|
This section concerns the lookahead and lookbehind assertions. First, a little background.
In Perl regular expressions, most regexp elements 'eat up' a certain amount of string when
they match. For instance, the regexp element [abc}] eats up one character of the
string when it matches, in the sense that perl moves to the next character position in the
string after the match. There are some elements, however, that don't eat up characters (advance
the character position) if they match. The examples we have seen so far are the anchors.
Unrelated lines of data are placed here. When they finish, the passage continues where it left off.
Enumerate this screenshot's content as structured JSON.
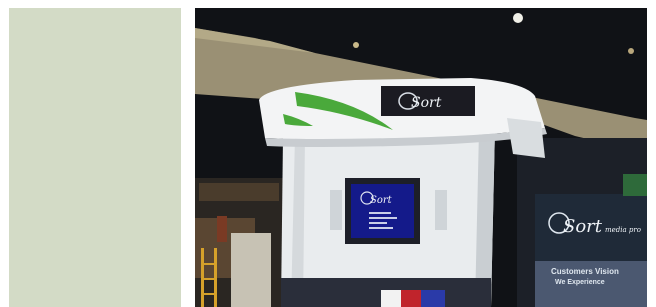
{
  "photo": {
    "kiosk_logo_text": "Sort",
    "banner_logo_text": "Sort",
    "banner_logo_suffix": "media pro",
    "banner_line1": "Customers Vision",
    "banner_line2": "We Experience"
  },
  "colors": {
    "left_panel": "#d3dbc6",
    "kiosk_white": "#eceff1",
    "accent_green": "#49a83a",
    "screen_blue": "#141a8a"
  }
}
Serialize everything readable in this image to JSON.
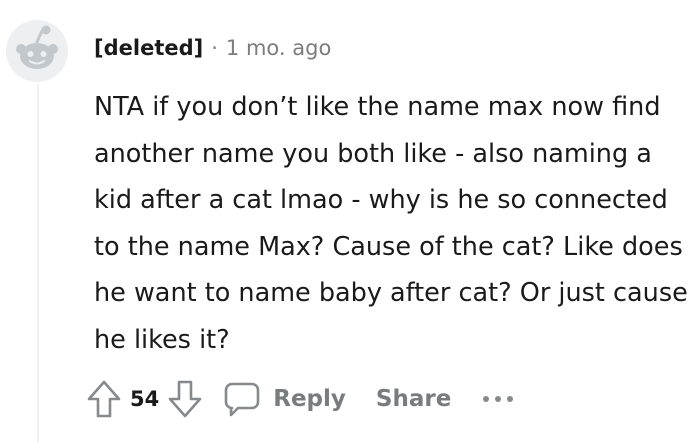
{
  "comment": {
    "author": "[deleted]",
    "separator": "·",
    "age": "1 mo. ago",
    "body": "NTA if you don’t like the name max now find another name you both like - also naming a kid after a cat lmao - why is he so connected to the name Max? Cause of the cat? Like does he want to name baby after cat? Or just cause he likes it?",
    "vote_count": "54",
    "reply_label": "Reply",
    "share_label": "Share"
  },
  "icons": {
    "avatar": "default-avatar-icon",
    "upvote": "upvote-arrow-icon",
    "downvote": "downvote-arrow-icon",
    "reply": "speech-bubble-icon",
    "more": "more-options-icon"
  },
  "colors": {
    "text": "#1a1a1b",
    "muted": "#787c7e",
    "avatar_bg": "#edeff1",
    "avatar_fg": "#c3c8cc"
  }
}
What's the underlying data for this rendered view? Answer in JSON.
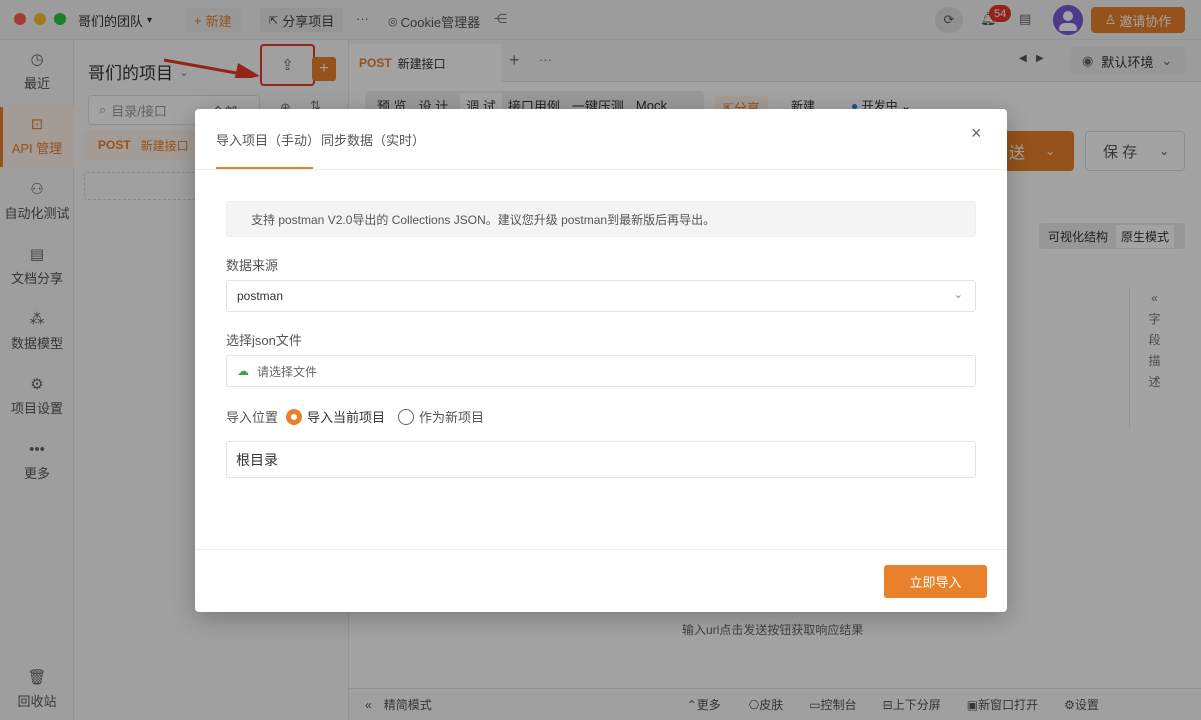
{
  "titlebar": {
    "team": "哥们的团队",
    "new_label": "新建",
    "share_label": "分享项目",
    "more": "···",
    "cookie_label": "Cookie管理器",
    "badge": "54",
    "invite_label": "邀请协作"
  },
  "rail": {
    "items": [
      {
        "label": "最近",
        "icon": "clock-icon"
      },
      {
        "label": "API 管理",
        "icon": "api-icon"
      },
      {
        "label": "自动化测试",
        "icon": "flow-icon"
      },
      {
        "label": "文档分享",
        "icon": "doc-icon"
      },
      {
        "label": "数据模型",
        "icon": "model-icon"
      },
      {
        "label": "项目设置",
        "icon": "settings-icon"
      },
      {
        "label": "更多",
        "icon": "more-icon"
      }
    ],
    "trash": "回收站"
  },
  "project": {
    "title": "哥们的项目",
    "search_placeholder": "目录/接口",
    "filter": "全部",
    "item_method": "POST",
    "item_name": "新建接口"
  },
  "main": {
    "tab_method": "POST",
    "tab_name": "新建接口",
    "env": "默认环境",
    "subtabs": [
      "预 览",
      "设 计",
      "调 试",
      "接口用例",
      "一键压测",
      "Mock"
    ],
    "share": "分享",
    "new_short": "新建",
    "status": "开发中",
    "send": "送",
    "save": "保 存",
    "mode_visual": "可视化结构",
    "mode_raw": "原生模式",
    "side_text": [
      "字",
      "段",
      "描",
      "述"
    ],
    "hint": "输入url点击发送按钮获取响应结果",
    "bottom": {
      "simple": "精简模式",
      "more": "更多",
      "skin": "皮肤",
      "console": "控制台",
      "split": "上下分屏",
      "new_window": "新窗口打开",
      "settings": "设置"
    }
  },
  "modal": {
    "tabs": [
      "导入项目（手动）",
      "同步数据（实时）"
    ],
    "notice": "支持 postman V2.0导出的 Collections JSON。建议您升级 postman到最新版后再导出。",
    "source_label": "数据来源",
    "source_value": "postman",
    "file_label": "选择json文件",
    "file_placeholder": "请选择文件",
    "position_label": "导入位置",
    "option1": "导入当前项目",
    "option2": "作为新项目",
    "folder": "根目录",
    "submit": "立即导入"
  },
  "colors": {
    "accent": "#e9802b",
    "annotation": "#e8392a"
  }
}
The
anchor ^ matches the beginning of the line, but doesn't eat any characters.
Similarly, the word boundary anchor \b matches, e.g., if the character to the left
is a word character and the character to the right is a non-word character, but it doesn't eat
up any characters itself. Anchors are examples of 'zero-width assertions'. Zero-width, because
they consume no characters, and assertions, because they test some property of the string. In
the context of our walk in the woods analogy to regexp matching, most regexp elements move us
along a trail, but anchors have us stop a moment and check our surroundings. If the local
environment checks out, we can proceed forward. But if the local environment doesn't satisfy us,
we must backtrack.
Checking the environment entails either looking ahead on the trail, looking behind, or both. ^
looks behind, to see that there are no characters before. $ looks ahead, to see
that there are no characters after. \b looks both ahead and behind, to see if the
characters on either side differ in their 'word'-ness.
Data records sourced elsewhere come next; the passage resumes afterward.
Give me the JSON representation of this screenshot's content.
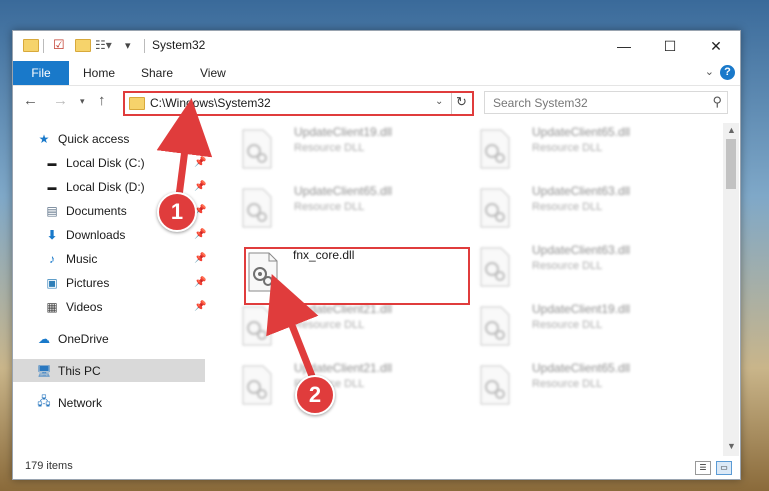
{
  "window": {
    "title": "System32",
    "controls": [
      "—",
      "☐",
      "✕"
    ]
  },
  "ribbon": {
    "tabs": [
      "File",
      "Home",
      "Share",
      "View"
    ],
    "help": "?"
  },
  "address": {
    "path": "C:\\Windows\\System32",
    "search_placeholder": "Search System32"
  },
  "sidebar": {
    "items": [
      {
        "label": "Quick access",
        "icon": "star-icon",
        "pinned": false
      },
      {
        "label": "Local Disk (C:)",
        "icon": "drive-icon",
        "pinned": true
      },
      {
        "label": "Local Disk (D:)",
        "icon": "drive-icon",
        "pinned": true
      },
      {
        "label": "Documents",
        "icon": "documents-icon",
        "pinned": true
      },
      {
        "label": "Downloads",
        "icon": "download-icon",
        "pinned": true
      },
      {
        "label": "Music",
        "icon": "music-icon",
        "pinned": true
      },
      {
        "label": "Pictures",
        "icon": "pictures-icon",
        "pinned": true
      },
      {
        "label": "Videos",
        "icon": "videos-icon",
        "pinned": true
      },
      {
        "label": "OneDrive",
        "icon": "cloud-icon",
        "pinned": false
      },
      {
        "label": "This PC",
        "icon": "computer-icon",
        "pinned": false,
        "selected": true
      },
      {
        "label": "Network",
        "icon": "network-icon",
        "pinned": false
      }
    ]
  },
  "files": [
    {
      "name": "UpdateClient19.dll",
      "type": "Resource DLL"
    },
    {
      "name": "UpdateClient65.dll",
      "type": "Resource DLL"
    },
    {
      "name": "UpdateClient65.dll",
      "type": "Resource DLL"
    },
    {
      "name": "UpdateClient63.dll",
      "type": "Resource DLL"
    },
    {
      "name": "fnx_core.dll",
      "type": ""
    },
    {
      "name": "UpdateClient63.dll",
      "type": "Resource DLL"
    },
    {
      "name": "UpdateClient21.dll",
      "type": "Resource DLL"
    },
    {
      "name": "UpdateClient19.dll",
      "type": "Resource DLL"
    },
    {
      "name": "UpdateClient21.dll",
      "type": "Resource DLL"
    },
    {
      "name": "UpdateClient65.dll",
      "type": "Resource DLL"
    }
  ],
  "status": {
    "item_count": "179 items"
  },
  "callouts": [
    "1",
    "2"
  ],
  "colors": {
    "accent": "#1979ca",
    "highlight": "#e03c3c",
    "selected_bg": "#d9d9d9"
  }
}
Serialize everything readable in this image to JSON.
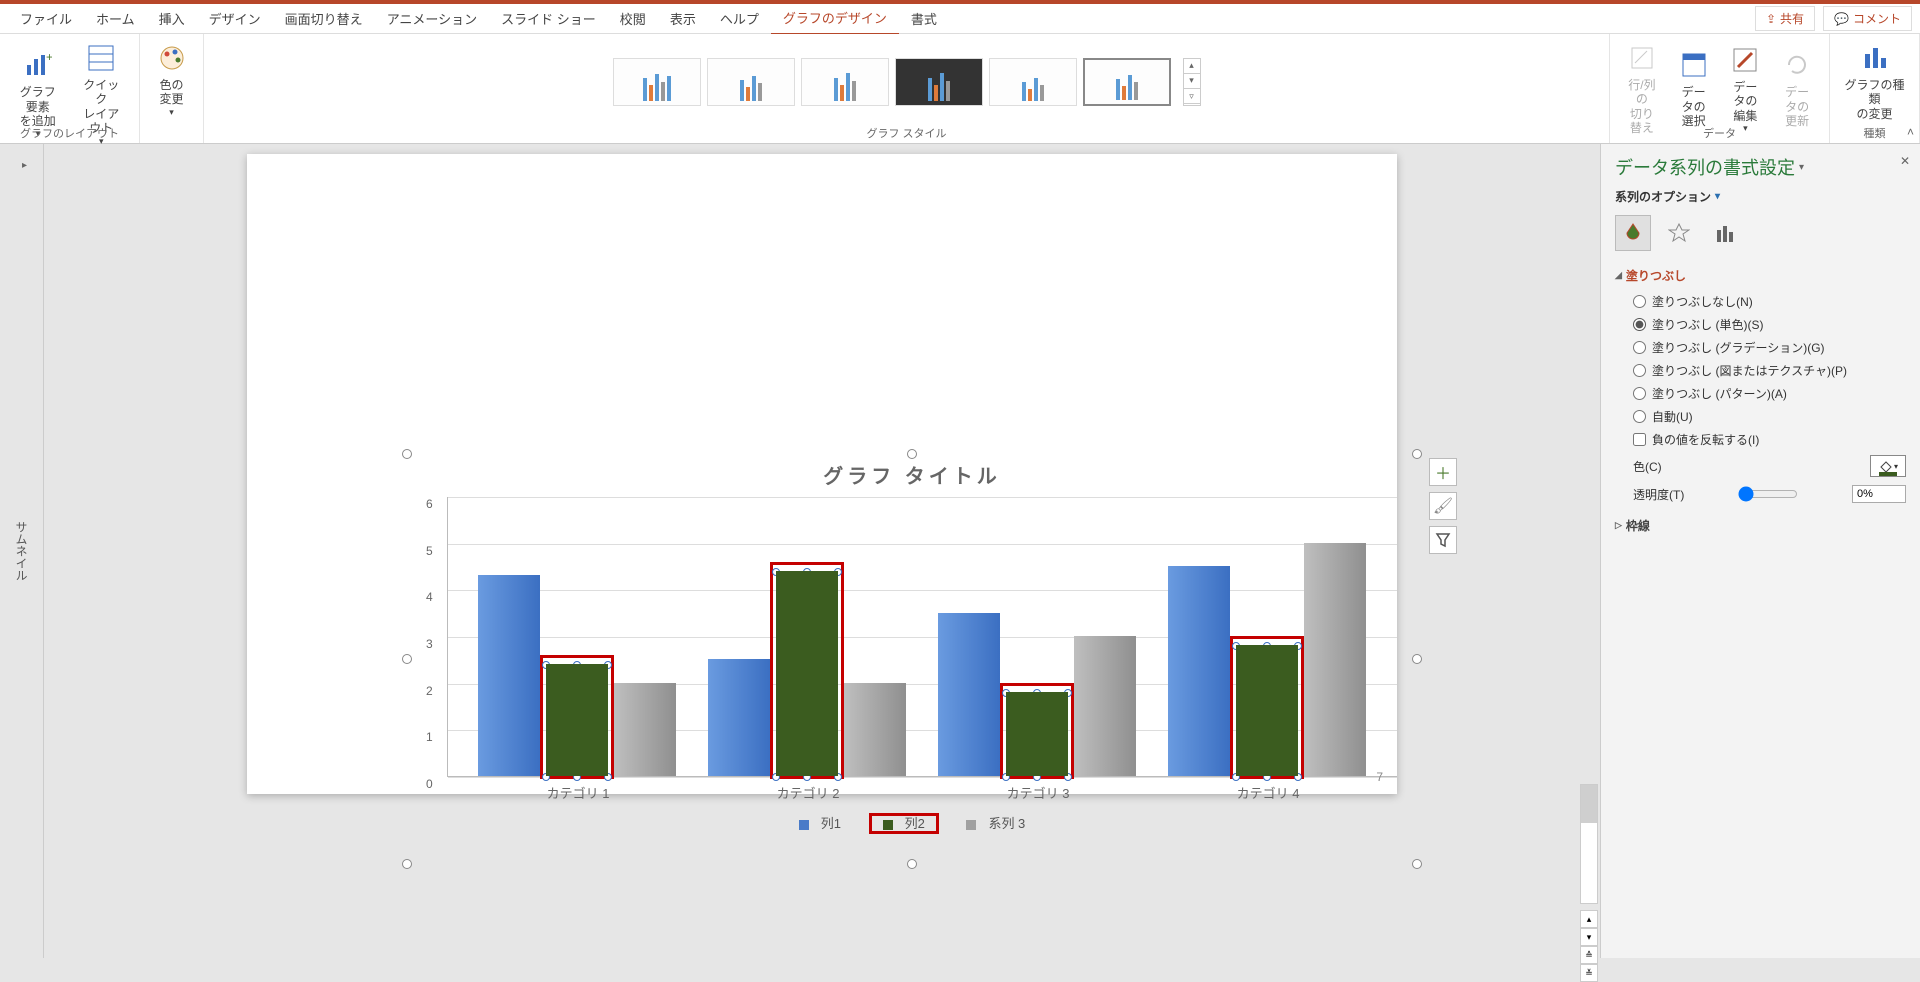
{
  "titlebar": {
    "share": "共有",
    "comment": "コメント"
  },
  "tabs": {
    "file": "ファイル",
    "home": "ホーム",
    "insert": "挿入",
    "design": "デザイン",
    "transition": "画面切り替え",
    "animation": "アニメーション",
    "slideshow": "スライド ショー",
    "review": "校閲",
    "view": "表示",
    "help": "ヘルプ",
    "chartdesign": "グラフのデザイン",
    "format": "書式"
  },
  "ribbon": {
    "layout_group": "グラフのレイアウト",
    "add_element": "グラフ要素\nを追加",
    "quick_layout": "クイック\nレイアウト",
    "color_change": "色の\n変更",
    "style_group": "グラフ スタイル",
    "data_group": "データ",
    "switch_rc": "行/列の\n切り替え",
    "select_data": "データの\n選択",
    "edit_data": "データの\n編集",
    "refresh_data": "データの\n更新",
    "type_group": "種類",
    "change_type": "グラフの種類\nの変更"
  },
  "thumbs": {
    "label": "サムネイル"
  },
  "slide": {
    "number": "7"
  },
  "chart_data": {
    "type": "bar",
    "title": "グラフ タイトル",
    "categories": [
      "カテゴリ 1",
      "カテゴリ 2",
      "カテゴリ 3",
      "カテゴリ 4"
    ],
    "series": [
      {
        "name": "列1",
        "values": [
          4.3,
          2.5,
          3.5,
          4.5
        ],
        "color": "#4a7bc8"
      },
      {
        "name": "列2",
        "values": [
          2.4,
          4.4,
          1.8,
          2.8
        ],
        "color": "#3b5c1f"
      },
      {
        "name": "系列 3",
        "values": [
          2.0,
          2.0,
          3.0,
          5.0
        ],
        "color": "#a0a0a0"
      }
    ],
    "ylim": [
      0,
      6
    ],
    "yticks": [
      0,
      1,
      2,
      3,
      4,
      5,
      6
    ],
    "selected_series": "列2"
  },
  "pane": {
    "title": "データ系列の書式設定",
    "options_label": "系列のオプション",
    "fill_section": "塗りつぶし",
    "fill_none": "塗りつぶしなし(N)",
    "fill_solid": "塗りつぶし (単色)(S)",
    "fill_gradient": "塗りつぶし (グラデーション)(G)",
    "fill_picture": "塗りつぶし (図またはテクスチャ)(P)",
    "fill_pattern": "塗りつぶし (パターン)(A)",
    "fill_auto": "自動(U)",
    "invert_neg": "負の値を反転する(I)",
    "color_label": "色(C)",
    "transparency_label": "透明度(T)",
    "transparency_value": "0%",
    "line_section": "枠線"
  }
}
The lookahead and lookbehind assertions are generalizations of the anchor concept. Lookahead
and lookbehind are zero-width assertions that let us specify which characters we want to test
for. The lookahead assertion is denoted by (?=regexp) and the lookbehind assertion
is denoted by (?<=fixed-regexp). Some examples are
$x = "I catch the housecat 'Tom-cat' with catnip";
$x =~ /cat(?=\s+)/; # matches 'cat' in 'housecat'
@catwords = ($x =~ /(?<=\s)cat\w+/g); # matches,
# $catwords[0] = 'catch'
# $catwords[1] = 'catnip'
$x =~ /\bcat\b/; # matches 'cat' in 'Tom-cat'
$x =~ /(?<=\s)cat(?=\s)/; # doesn't match; no isolated 'cat' in
# middle of $x
|
|
Note that the parentheses in (?=regexp) and (?<=regexp) are
non-capturing, since these are zero-width assertions. Thus in the second regexp, the substrings
captured are those of the whole regexp itself. Lookahead (?=regexp) can match
arbitrary regexps, but lookbehind (?<=fixed-regexp) only works for regexps of
fixed width, i.e., a fixed number of characters long. Thus (?<=(ab|bc)) is fine,
but (?<=(ab)*) is not. The negated versions of the lookahead and lookbehind
assertions are denoted by (?!regexp) and (?<!fixed-regexp)
respectively. They evaluate true if the regexps do not match:
$x = "foobar";
$x =~ /foo(?!bar)/; # doesn't match, 'bar' follows 'foo'
$x =~ /foo(?!baz)/; # matches, 'baz' doesn't follow 'foo'
$x =~ /(?<!\s)foo/; # matches, there is no \s before 'foo'
|
|
|
|